Business Overview

A Fort Lauderdale area Jimmy John’s franchise established in 2012 needs an owner-operator. The restaurant has typical gross sales of about $400K which a full-time owner-operator should be able to increase with the proper marketing and corporate campaign. Long-term lease in place with excellent frontage on Federal Highway, next door to a Chick-fil-a. A qualified purchaser may be able to change the concept with landlord approval. Purchaser is responsible for JJ transfer ($7500) and Lease assignment ($3K) fees. All prospects must provide a PFS. This opportunity may qualify for an investor’s visa. This is an operating unit in need of an operating owner. A new JJ franchise can cost $300K plus depend on location. Please refer to listing number 0101666125, business broker Tom Milana 561-7026867 when inquiring.


  • Asking Price: $19,500
  • Cash Flow: N/A
  • Gross Revenue: N/A
  • FF&E: $29,000
  • Inventory: $500
  • Inventory Included: Yes
  • Established: 2012

Detailed Information

  • Property Owned or Leased:N/A
  • Property Included:N/A
  • Building Square Footage:1,200
  • Lot Size:N/A
  • Total Number of Employees:12
  • Furniture, Fixtures and Equipment:N/A
About The Facility:

Lease/Month: 4412 Square Footage: 1200 Building Type: Strip Center Terms & Options: two - five year options Expiration Date: 1/31/2023

Is Support & Training Included:

Weeks Training: 30 Cost: $0

Purpose For Selling:

Geographical, Other Business Ventures

Pros and Cons:

Non Compete : Miles: 25 Years: 5

Established Franchise:

This Business Is An Established Franchise

Additional Info

The company was established in 2012, making the business 10 years old.
The deal does include inventory valued at $500, which is included in the listing price.

The business has 12 employees and is situated in a building with estimated square footage of 1,200 sq ft.
The building is leased by the business for $4,412 per Month

Why is the Current Owner Selling The Business?

There are all sorts of reasons why individuals resolve to sell companies. Nonetheless, the true reason and the one they say to you may be 2 absolutely different things. For instance, they might say "I have a lot of various responsibilities" or "I am retiring". For lots of sellers, these reasons stand. But, for some, these might just be reasons to attempt to hide the reality of altering demographics, increased competition, recent decrease in profits, or a range of various other factors.
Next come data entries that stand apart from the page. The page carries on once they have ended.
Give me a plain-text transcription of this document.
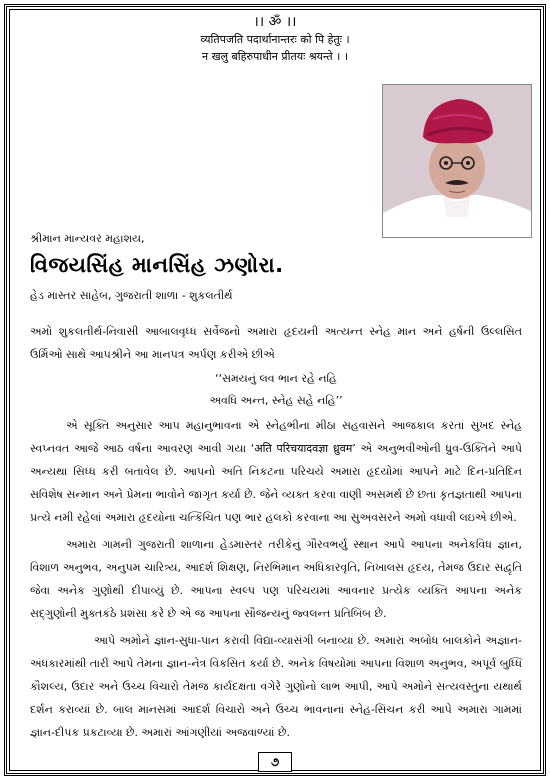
।। ॐ ।।
व्यतिपजति पदार्थानान्तरः को पि हेतुः ।
न खलु बहिरुपाधीन प्रीतयः श्रयन्ते । ।
શ્રીમાન માન્યવર મહાશય,
વિજયસિંહ માનસિંહ ઝણોરા.
હેડ માસ્તર સાહેબ, ગુજરાતી શાળા - શુકલતીર્થ

અમો શુકલતીર્થ-નિવાસી આબાલવૃધ્ધ સર્વેજનો અમારા હૃદયની અત્યન્ત સ્નેહ માન અને હર્ષની ઉલ્લસિત ઉર્મિઓ સાથે આપશ્રીને આ માનપત્ર અર્પણ કરીએ છીએ

‘‘સમયનું લવ ભાન રહે નહિ
અવધિ અન્ત, સ્નેહ સહે નહિ’’

એ સૂક્તિ અનુસાર આપ મહાનુભાવના એ સ્નેહભીના મીઠા સહવાસને આજકાલ કરતાં સુખદ સ્નેહ સ્વપ્નવત આજે આઠ વર્ષના આવરણ આવી ગયા ‘अति परिचयादवज्ञा ध्रुवम’ એ અનુભવીઓની ધ્રુવ-ઉક્તિને આપે અન્યથા સિધ્ધ કરી બતાવેલ છે. આપનો અતિ નિકટના પરિચયે અમારા હૃદયોમાં આપને માટે દિન-પ્રતિદિન સવિશેષ સન્માન અને પ્રેમના ભાવોને જાગૃત કર્યા છે. જેને વ્યક્ત કરવા વાણી અસમર્થ છે છતાં કૃતજ્ઞતાથી આપના પ્રત્યે નમી રહેલાં અમારા હૃદયોના ચત્કિંચિત પણ ભાર હલકો કરવાના આ સુઅવસરને અમો વધાવી લઇએ છીએ.

અમારા ગામની ગુજરાતી શાળાના હેડમાસ્તર તરીકેનું ગૌરવભર્યુ સ્થાન આપે આપના અનેકવિધ જ્ઞાન, વિશાળ અનુભવ, અનુપમ ચારિત્ર્ય, આદર્શ શિક્ષણ, નિરભિમાન અધિકારવૃતિ, નિખાલસ હૃદય, તેમજ ઉદાર સદ્વૃતિ જેવા અનેક ગુણોથી દીપાવ્યું છે. આપના સ્વલ્પ પણ પરિચયમાં આવનાર પ્રત્યેક વ્યક્તિ આપના અનેક સદ્ગુણોની મુક્તકંઠે પ્રશંસા કરે છે એ જ આપના સૌજન્યનું જ્વલન્ત પ્રતિબિંબ છે.

આપે અમોને જ્ઞાન-સુધા-પાન કરાવી વિદ્યા-વ્યાસંગી બનાવ્યા છે. અમારાં અબોધ બાલકોને અજ્ઞાન-અંધકારમાંથી તારી આપે તેમના જ્ઞાન-નેત્ર વિકસિત કર્યા છે. અનેક વિષયોમાં આપના વિશાળ અનુભવ, અપૂર્વ બુધ્ધિ કૌશલ્ય, ઉદાર અને ઉચ્ચ વિચારો તેમજ કાર્યદક્ષતા વગેરે ગુણોનો લાભ આપી, આપે અમોને સત્યવસ્તુના યથાર્થ દર્શન કરાવ્યાં છે. બાલ માનસમાં આદર્શ વિચારો અને ઉચ્ચ ભાવનાનાં સ્નેહ-સિંચન કરી આપે અમારા ગામમાં જ્ઞાન-દીપક પ્રકટાવ્યા છે. અમારાં આંગણીયાં અજવાળ્યાં છે.

૭
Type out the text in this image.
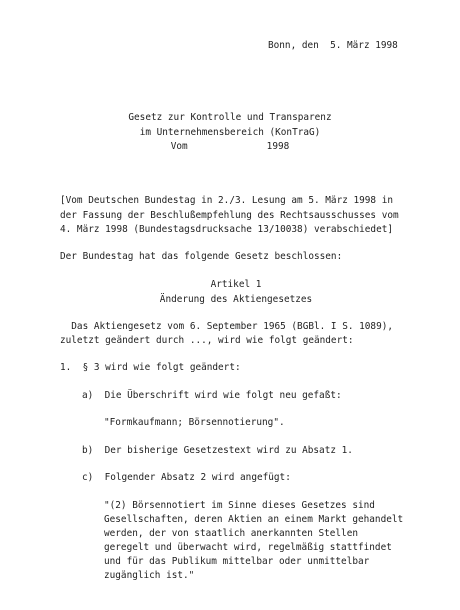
Bonn, den  5. März 1998
Gesetz zur Kontrolle und Transparenz
im Unternehmensbereich (KonTraG)
Vom              1998
[Vom Deutschen Bundestag in 2./3. Lesung am 5. März 1998 in
der Fassung der Beschlußempfehlung des Rechtsausschusses vom
4. März 1998 (Bundestagsdrucksache 13/10038) verabschiedet]
Der Bundestag hat das folgende Gesetz beschlossen:
Artikel 1
Änderung des Aktiengesetzes
Das Aktiengesetz vom 6. September 1965 (BGBl. I S. 1089),
zuletzt geändert durch ..., wird wie folgt geändert:
1.  § 3 wird wie folgt geändert:
a)  Die Überschrift wird wie folgt neu gefaßt:
"Formkaufmann; Börsennotierung".
b)  Der bisherige Gesetzestext wird zu Absatz 1.
c)  Folgender Absatz 2 wird angefügt:
"(2) Börsennotiert im Sinne dieses Gesetzes sind
Gesellschaften, deren Aktien an einem Markt gehandelt
werden, der von staatlich anerkannten Stellen
geregelt und überwacht wird, regelmäßig stattfindet
und für das Publikum mittelbar oder unmittelbar
zugänglich ist."
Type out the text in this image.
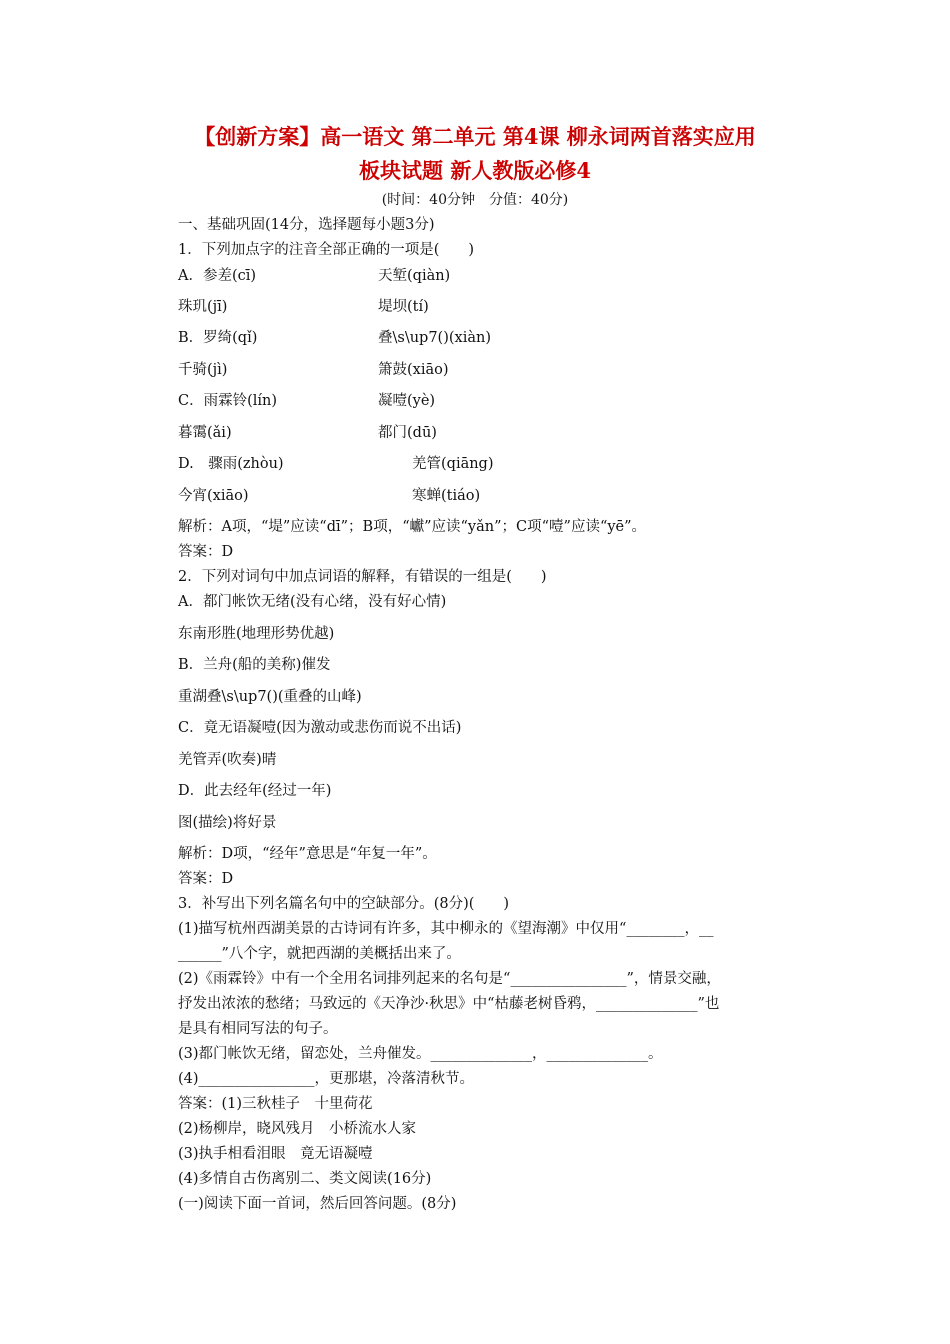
【创新方案】高一语文 第二单元 第4课 柳永词两首落实应用
板块试题 新人教版必修4
(时间：40分钟　分值：40分)
一、基础巩固(14分，选择题每小题3分)
1．下列加点字的注音全部正确的一项是(　　)
A．参差(cī)	天堑(qiàn)
珠玑(jī)	堤坝(tí)
B．罗绮(qǐ)	叠\s\up7()(xiàn)
千骑(jì)	箫鼓(xiāo)
C．雨霖铃(lín)	凝噎(yè)
暮霭(ǎi)	都门(dū)
D.　骤雨(zhòu)	羌管(qiāng)
今宵(xiāo)	寒蝉(tiáo)
解析：A项，“堤”应读“dī”；B项，“巘”应读“yǎn”；C项“噎”应读“yē”。
答案：D
2．下列对词句中加点词语的解释，有错误的一组是(　　)
A．都门帐饮无绪(没有心绪，没有好心情)
东南形胜(地理形势优越)
B．兰舟(船的美称)催发
重湖叠\s\up7()(重叠的山峰)
C．竟无语凝噎(因为激动或悲伤而说不出话)
羌管弄(吹奏)晴
D．此去经年(经过一年)
图(描绘)将好景
解析：D项，“经年”意思是“年复一年”。
答案：D
3．补写出下列名篇名句中的空缺部分。(8分)(　　)
(1)描写杭州西湖美景的古诗词有许多，其中柳永的《望海潮》中仅用“________，__
______”八个字，就把西湖的美概括出来了。
(2)《雨霖铃》中有一个全用名词排列起来的名句是“________________”，情景交融，
抒发出浓浓的愁绪；马致远的《天净沙·秋思》中“枯藤老树昏鸦，______________”也
是具有相同写法的句子。
(3)都门帐饮无绪，留恋处，兰舟催发。______________，______________。
(4)________________，更那堪，冷落清秋节。
答案：(1)三秋桂子　十里荷花
(2)杨柳岸，晓风残月　小桥流水人家
(3)执手相看泪眼　竟无语凝噎
(4)多情自古伤离别二、类文阅读(16分)
(一)阅读下面一首词，然后回答问题。(8分)
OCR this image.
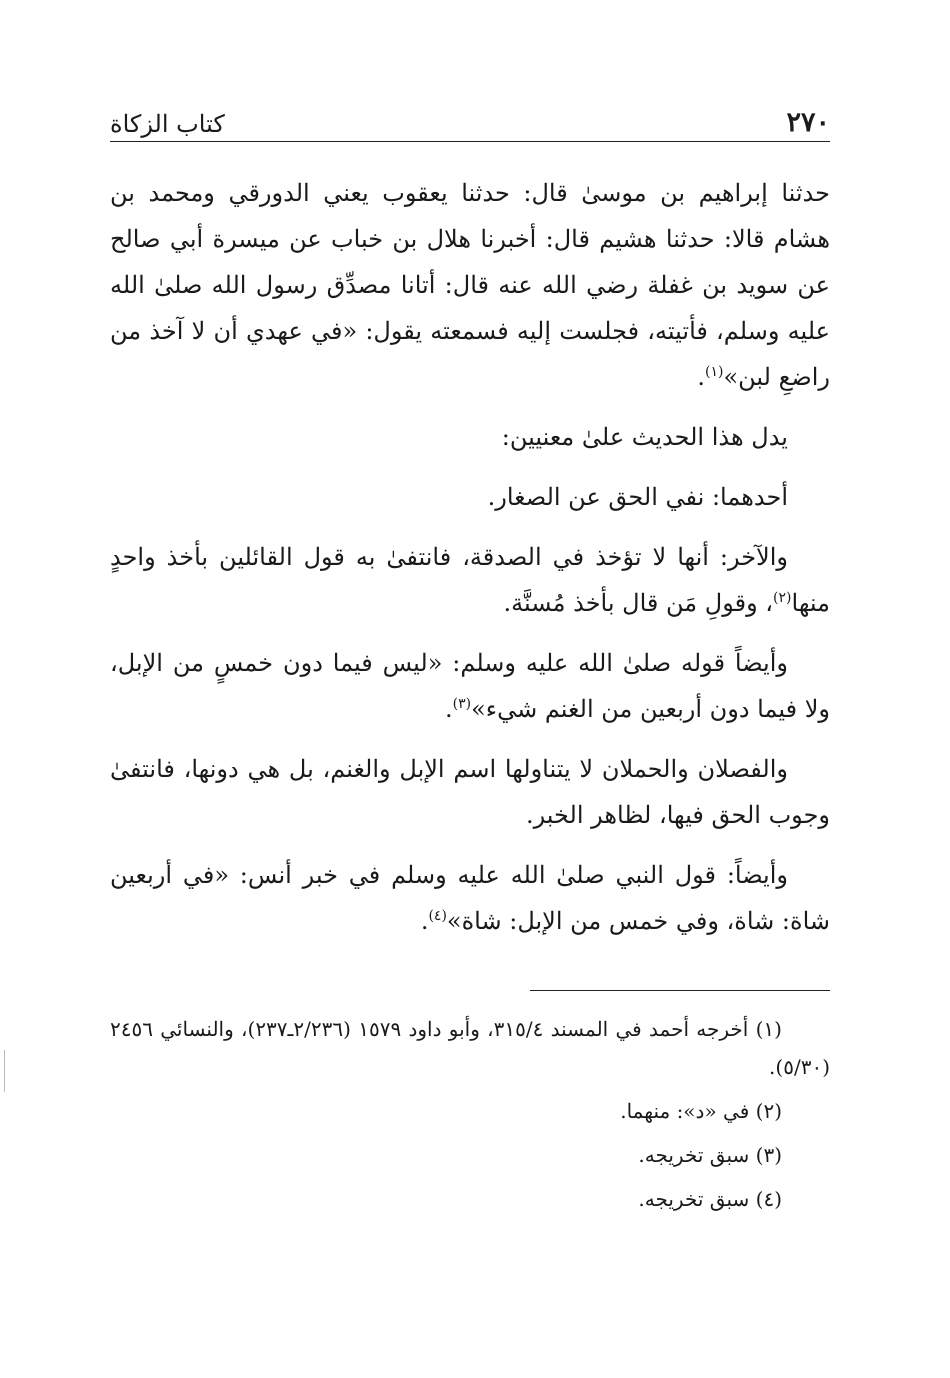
٢٧٠
كتاب الزكاة

حدثنا إبراهيم بن موسىٰ قال: حدثنا يعقوب يعني الدورقي ومحمد بن هشام قالا: حدثنا هشيم قال: أخبرنا هلال بن خباب عن ميسرة أبي صالح عن سويد بن غفلة رضي الله عنه قال: أتانا مصدِّق رسول الله صلىٰ الله عليه وسلم، فأتيته، فجلست إليه فسمعته يقول: «في عهدي أن لا آخذ من راضعِ لبن»$^{(١)}$.

يدل هذا الحديث علىٰ معنيين:

أحدهما: نفي الحق عن الصغار.

والآخر: أنها لا تؤخذ في الصدقة، فانتفىٰ به قول القائلين بأخذ واحدٍ منها$^{(٢)}$، وقولِ مَن قال بأخذ مُسنَّة.

وأيضاً قوله صلىٰ الله عليه وسلم: «ليس فيما دون خمسٍ من الإبل، ولا فيما دون أربعين من الغنم شيء»$^{(٣)}$.

والفصلان والحملان لا يتناولها اسم الإبل والغنم، بل هي دونها، فانتفىٰ وجوب الحق فيها، لظاهر الخبر.

وأيضاً: قول النبي صلىٰ الله عليه وسلم في خبر أنس: «في أربعين شاة: شاة، وفي خمس من الإبل: شاة»$^{(٤)}$.

(١) أخرجه أحمد في المسند ٣١٥/٤، وأبو داود ١٥٧٩ (٢/٢٣٦ـ٢٣٧)، والنسائي ٢٤٥٦ (٥/٣٠).

(٢) في «د»: منهما.

(٣) سبق تخريجه.

(٤) سبق تخريجه.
This is why it is really vital that you not rely entirely on a seller's word, however rather, make use of the vendor's answer together with your general due diligence. This will repaint an extra sensible picture of the business's current scenario.

Existing Debts and Future Obligations

If the existing company is in debt, which many businesses are, then you will have reason to consider this when valuating/preparing your deal. Many companies finance loans with the purpose of covering items such as stock, payroll, accounts payable, etc. Bear in mind that sometimes this can indicate that revenue margins are too small. Lots of organisations fall into a revolving door of taking loans as a way to pay back various other loans. In addition to debts, there may also be future obligations to think about. There might be an outstanding lease on equipment or the structure where the business resides. The business may have existing agreements with vendors that must be met or might result in fines if terminated early.

Understanding the Customer Base, Competition and Area Demographics

Just how do operating businesses in the area bring in brand-new clients? Most times, operating businesses have repeat customers, which create the core of their everyday earnings. Particular factors such as brand-new competitors growing up around the area, roadway building, and also employee turn over can impact repeat consumers and also negatively affect future incomes. One vital thing to consider is the location of the business. Is it in an extremely trafficked shopping center, or is it concealed from the main road? Certainly, the more people that see the business on a regular basis, the higher the chance to build a returning consumer base. A last thought is the basic location demographics. Is the business located in a largely populated city, or is it situated on the edge of town? How might the regional average household earnings influence future income prospects?